Mary Chitty's presentation “Preparing your taxonomy to be ready for data scientists & machine readability " presented the case of taxonomies at Cambridge HealthTech. It is still a taxonomy, not an ontology, but Cambridge HealthTech has recently partnered with OntoForce, a semantic search and data science company to use their search engine. The presentation was more about the issues than any solution.

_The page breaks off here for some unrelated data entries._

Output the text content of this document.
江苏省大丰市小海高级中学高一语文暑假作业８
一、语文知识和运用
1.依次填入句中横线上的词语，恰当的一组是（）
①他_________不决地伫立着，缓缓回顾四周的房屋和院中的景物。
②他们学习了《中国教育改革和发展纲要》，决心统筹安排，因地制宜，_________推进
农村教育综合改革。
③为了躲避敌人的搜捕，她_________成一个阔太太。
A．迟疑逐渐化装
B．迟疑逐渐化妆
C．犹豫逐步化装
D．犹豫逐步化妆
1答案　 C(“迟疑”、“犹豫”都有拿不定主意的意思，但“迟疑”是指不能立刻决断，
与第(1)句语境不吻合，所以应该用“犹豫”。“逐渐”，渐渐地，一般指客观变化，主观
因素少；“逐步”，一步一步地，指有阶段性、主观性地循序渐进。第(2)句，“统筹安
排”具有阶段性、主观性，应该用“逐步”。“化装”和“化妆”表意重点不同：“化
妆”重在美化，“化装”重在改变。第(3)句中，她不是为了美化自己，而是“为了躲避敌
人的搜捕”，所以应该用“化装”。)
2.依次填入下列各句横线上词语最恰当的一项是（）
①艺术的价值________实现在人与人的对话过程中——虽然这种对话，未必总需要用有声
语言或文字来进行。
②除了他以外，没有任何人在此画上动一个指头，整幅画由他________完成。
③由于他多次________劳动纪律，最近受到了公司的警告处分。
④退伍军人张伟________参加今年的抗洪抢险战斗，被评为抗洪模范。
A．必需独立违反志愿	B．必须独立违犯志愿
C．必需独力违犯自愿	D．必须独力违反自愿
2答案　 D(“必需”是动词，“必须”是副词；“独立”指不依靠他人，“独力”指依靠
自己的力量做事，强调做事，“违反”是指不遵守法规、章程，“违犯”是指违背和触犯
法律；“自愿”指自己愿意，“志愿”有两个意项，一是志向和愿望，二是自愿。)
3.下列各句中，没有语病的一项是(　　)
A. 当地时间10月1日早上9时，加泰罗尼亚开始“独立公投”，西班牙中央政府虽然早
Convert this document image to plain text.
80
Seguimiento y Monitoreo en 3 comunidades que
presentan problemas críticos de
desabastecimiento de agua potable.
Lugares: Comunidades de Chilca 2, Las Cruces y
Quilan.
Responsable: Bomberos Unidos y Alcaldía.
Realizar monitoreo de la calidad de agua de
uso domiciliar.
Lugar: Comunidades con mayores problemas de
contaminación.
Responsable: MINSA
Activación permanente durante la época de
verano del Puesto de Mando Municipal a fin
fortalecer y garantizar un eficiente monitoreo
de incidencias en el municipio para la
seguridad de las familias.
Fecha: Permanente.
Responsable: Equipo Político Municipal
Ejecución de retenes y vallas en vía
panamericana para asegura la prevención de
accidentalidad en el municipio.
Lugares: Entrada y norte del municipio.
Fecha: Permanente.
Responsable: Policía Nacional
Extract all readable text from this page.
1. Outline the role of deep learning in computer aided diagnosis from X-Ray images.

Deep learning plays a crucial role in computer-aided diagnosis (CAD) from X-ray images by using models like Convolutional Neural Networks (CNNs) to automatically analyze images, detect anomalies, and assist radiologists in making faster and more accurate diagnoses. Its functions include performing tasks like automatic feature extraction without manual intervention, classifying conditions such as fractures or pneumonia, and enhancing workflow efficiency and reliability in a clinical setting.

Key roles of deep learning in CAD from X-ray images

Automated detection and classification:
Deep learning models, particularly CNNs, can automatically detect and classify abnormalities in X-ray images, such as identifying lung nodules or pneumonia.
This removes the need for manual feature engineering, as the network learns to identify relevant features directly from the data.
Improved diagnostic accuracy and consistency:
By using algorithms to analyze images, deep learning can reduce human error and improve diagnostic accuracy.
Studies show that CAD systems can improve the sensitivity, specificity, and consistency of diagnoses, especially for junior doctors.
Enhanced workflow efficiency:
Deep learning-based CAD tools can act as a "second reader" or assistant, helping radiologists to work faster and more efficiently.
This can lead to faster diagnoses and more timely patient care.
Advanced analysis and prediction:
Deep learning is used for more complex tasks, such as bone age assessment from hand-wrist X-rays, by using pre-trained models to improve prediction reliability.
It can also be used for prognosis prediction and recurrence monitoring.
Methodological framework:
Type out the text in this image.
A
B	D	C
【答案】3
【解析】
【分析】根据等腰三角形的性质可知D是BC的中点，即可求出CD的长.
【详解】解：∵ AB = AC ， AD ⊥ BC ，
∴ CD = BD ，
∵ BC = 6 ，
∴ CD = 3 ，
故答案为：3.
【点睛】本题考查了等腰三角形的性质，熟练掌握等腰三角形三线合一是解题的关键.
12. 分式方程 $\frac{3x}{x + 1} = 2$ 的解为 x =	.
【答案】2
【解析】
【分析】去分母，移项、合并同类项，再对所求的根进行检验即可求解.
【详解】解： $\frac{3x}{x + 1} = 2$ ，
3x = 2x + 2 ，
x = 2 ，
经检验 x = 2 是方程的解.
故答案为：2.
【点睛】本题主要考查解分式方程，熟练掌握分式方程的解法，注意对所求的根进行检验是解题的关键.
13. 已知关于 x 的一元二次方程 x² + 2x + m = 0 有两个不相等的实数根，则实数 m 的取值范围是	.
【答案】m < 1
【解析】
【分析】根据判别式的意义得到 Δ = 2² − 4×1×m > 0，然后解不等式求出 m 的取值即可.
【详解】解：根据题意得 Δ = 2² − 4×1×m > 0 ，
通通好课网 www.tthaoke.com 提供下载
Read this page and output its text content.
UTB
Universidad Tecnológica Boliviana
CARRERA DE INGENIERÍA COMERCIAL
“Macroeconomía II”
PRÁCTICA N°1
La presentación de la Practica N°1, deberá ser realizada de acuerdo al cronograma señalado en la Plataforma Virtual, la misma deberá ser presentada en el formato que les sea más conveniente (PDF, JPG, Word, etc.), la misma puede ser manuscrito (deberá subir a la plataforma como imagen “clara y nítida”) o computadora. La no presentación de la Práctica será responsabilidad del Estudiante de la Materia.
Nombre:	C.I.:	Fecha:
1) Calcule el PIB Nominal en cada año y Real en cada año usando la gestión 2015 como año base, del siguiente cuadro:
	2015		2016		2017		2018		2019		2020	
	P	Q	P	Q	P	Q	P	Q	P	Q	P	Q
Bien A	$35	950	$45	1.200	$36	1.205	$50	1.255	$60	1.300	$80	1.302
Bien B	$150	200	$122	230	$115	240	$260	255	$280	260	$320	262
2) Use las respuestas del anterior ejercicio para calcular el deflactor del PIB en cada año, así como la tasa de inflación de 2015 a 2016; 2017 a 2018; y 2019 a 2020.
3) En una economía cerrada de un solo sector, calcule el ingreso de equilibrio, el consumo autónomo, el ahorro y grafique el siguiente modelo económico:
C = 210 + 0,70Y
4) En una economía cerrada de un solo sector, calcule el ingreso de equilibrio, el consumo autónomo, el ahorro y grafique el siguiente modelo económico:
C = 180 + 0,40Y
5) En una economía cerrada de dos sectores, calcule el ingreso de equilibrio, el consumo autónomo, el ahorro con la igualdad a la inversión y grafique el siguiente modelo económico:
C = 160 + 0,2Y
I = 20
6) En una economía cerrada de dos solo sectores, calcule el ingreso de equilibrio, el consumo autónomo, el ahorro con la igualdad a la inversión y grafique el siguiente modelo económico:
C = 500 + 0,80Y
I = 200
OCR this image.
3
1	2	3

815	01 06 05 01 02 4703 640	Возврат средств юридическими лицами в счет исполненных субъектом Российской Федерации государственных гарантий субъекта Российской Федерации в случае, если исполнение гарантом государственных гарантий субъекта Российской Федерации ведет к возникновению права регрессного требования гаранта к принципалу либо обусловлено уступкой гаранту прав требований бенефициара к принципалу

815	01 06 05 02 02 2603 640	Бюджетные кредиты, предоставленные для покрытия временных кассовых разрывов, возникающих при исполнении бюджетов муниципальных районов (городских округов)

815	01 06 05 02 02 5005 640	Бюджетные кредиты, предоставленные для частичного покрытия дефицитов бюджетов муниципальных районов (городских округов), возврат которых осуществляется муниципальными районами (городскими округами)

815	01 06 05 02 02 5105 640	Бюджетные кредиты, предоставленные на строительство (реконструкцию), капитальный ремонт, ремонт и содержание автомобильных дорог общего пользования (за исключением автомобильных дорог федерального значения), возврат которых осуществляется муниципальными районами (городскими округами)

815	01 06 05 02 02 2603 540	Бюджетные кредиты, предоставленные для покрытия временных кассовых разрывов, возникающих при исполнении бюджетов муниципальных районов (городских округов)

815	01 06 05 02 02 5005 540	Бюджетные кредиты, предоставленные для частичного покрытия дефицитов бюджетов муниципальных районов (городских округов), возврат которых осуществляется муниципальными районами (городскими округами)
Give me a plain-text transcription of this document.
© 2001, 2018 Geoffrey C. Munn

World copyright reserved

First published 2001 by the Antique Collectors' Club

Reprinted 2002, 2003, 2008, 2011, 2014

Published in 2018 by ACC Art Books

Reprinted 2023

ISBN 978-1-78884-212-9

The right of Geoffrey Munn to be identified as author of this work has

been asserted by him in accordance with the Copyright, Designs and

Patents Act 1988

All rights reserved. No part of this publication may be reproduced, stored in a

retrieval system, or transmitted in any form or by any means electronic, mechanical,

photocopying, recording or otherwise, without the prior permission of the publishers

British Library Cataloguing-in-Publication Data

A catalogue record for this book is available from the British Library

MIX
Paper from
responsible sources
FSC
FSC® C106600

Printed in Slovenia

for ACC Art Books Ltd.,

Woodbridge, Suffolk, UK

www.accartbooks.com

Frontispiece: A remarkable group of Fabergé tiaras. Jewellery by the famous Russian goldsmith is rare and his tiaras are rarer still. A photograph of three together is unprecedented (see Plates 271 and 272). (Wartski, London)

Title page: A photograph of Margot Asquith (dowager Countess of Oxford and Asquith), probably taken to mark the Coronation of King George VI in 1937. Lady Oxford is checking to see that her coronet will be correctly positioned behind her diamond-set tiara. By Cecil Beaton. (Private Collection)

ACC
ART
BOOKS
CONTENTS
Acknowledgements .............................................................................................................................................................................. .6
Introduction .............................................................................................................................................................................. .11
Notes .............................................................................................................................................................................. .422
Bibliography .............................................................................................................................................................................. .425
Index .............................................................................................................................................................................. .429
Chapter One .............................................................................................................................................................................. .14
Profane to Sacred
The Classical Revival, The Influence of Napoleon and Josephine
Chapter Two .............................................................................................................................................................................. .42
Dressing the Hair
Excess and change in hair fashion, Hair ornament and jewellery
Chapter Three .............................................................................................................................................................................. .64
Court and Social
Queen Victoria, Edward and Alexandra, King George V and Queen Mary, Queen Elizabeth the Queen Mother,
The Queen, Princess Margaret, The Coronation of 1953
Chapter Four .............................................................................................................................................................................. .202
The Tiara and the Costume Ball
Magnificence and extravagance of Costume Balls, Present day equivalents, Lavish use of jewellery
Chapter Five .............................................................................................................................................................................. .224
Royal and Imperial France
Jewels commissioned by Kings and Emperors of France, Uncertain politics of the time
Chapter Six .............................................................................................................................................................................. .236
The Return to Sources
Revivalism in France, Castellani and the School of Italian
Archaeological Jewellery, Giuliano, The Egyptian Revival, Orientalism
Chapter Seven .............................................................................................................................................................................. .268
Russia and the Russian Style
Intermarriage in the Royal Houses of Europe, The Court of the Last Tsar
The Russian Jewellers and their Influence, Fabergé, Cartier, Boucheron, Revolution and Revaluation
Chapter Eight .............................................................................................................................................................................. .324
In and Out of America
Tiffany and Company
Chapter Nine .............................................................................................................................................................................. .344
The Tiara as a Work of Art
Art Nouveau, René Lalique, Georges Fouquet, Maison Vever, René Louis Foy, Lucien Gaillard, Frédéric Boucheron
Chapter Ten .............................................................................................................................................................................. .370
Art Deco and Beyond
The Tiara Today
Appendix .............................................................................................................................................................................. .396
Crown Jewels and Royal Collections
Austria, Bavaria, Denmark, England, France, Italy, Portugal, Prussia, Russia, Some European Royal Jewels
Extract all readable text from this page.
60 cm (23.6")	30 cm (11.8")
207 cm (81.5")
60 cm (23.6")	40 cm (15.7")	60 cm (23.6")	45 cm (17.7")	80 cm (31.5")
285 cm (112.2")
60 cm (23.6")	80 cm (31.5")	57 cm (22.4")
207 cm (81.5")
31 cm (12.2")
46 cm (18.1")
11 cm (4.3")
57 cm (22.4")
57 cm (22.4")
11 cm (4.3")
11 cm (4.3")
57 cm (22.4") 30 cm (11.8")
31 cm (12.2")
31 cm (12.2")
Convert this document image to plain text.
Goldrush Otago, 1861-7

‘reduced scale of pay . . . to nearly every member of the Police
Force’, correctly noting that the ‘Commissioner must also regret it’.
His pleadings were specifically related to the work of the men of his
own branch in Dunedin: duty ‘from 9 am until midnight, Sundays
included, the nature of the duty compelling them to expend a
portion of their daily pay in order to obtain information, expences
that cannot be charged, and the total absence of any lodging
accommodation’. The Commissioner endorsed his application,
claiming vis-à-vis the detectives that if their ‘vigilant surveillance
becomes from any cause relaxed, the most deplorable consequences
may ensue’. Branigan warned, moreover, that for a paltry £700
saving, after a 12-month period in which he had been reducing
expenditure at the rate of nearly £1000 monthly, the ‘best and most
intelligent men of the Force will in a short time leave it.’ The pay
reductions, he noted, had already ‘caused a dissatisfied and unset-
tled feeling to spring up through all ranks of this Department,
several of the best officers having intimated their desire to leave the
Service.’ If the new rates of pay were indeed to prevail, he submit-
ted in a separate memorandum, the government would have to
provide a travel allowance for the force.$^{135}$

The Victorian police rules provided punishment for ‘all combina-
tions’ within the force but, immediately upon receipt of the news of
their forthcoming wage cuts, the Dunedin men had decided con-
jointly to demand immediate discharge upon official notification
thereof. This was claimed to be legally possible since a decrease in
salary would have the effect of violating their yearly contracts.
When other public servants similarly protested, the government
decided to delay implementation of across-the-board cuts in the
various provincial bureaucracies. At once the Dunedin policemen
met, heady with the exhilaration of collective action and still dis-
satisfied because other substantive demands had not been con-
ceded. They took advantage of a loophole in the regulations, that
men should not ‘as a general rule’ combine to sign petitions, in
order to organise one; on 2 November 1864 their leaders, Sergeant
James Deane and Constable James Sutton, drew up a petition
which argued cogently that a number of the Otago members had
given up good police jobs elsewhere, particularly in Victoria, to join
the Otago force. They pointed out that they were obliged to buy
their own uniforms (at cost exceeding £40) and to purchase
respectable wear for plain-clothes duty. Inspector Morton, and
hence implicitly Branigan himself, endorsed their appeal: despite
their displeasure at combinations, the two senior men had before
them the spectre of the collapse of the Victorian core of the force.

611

Ongoing challenges include dealing with legacy data, integrating acquired companies’ data, scaling up, and dealing with ambiguity.

David Bender’s presentation “The Big Maybe: Should You Convert Your Taxonomy to an Ontology?” presented the example of the controlled vocabulary of the Radiological Society of North America (RSNA), RadLex. RadLex, a model of anatomical procedure and modality as it pertains to radiology, is referred to as a lexicon or terminology, although it is arranged as a hierarchical tree/taxonomy. It was decided to have a structure, as an ontology, but there are still more questions than answers. In moving in the direction of ontology, they are using the tool Protégé and have converted RadLex into an OWL form, but otherwise it is still kept as a taxonomy.

Heather Hedden presenting on taxonomy tools at the SLA 2019 conference

I presented the full-day preconference workshop "Introduction to Taxonomy Design & Creation" and on taxonomy management software in the session "Taxonomy Tools and Tool Evaluation, and my co-presenter Marti Heyman of OCLC presented on how to evaluate taxonomy tools.

SLA Taxonomy Division members can read detailed reports of each of these taxonomy sessions in the next issue of the Division’s “Taxonomy Times” newsletter.

SLA, an international organization, holds its annual conference in June in different cities in North America. It will next be in Charlotte, North Carolina, June 6-9, 2020.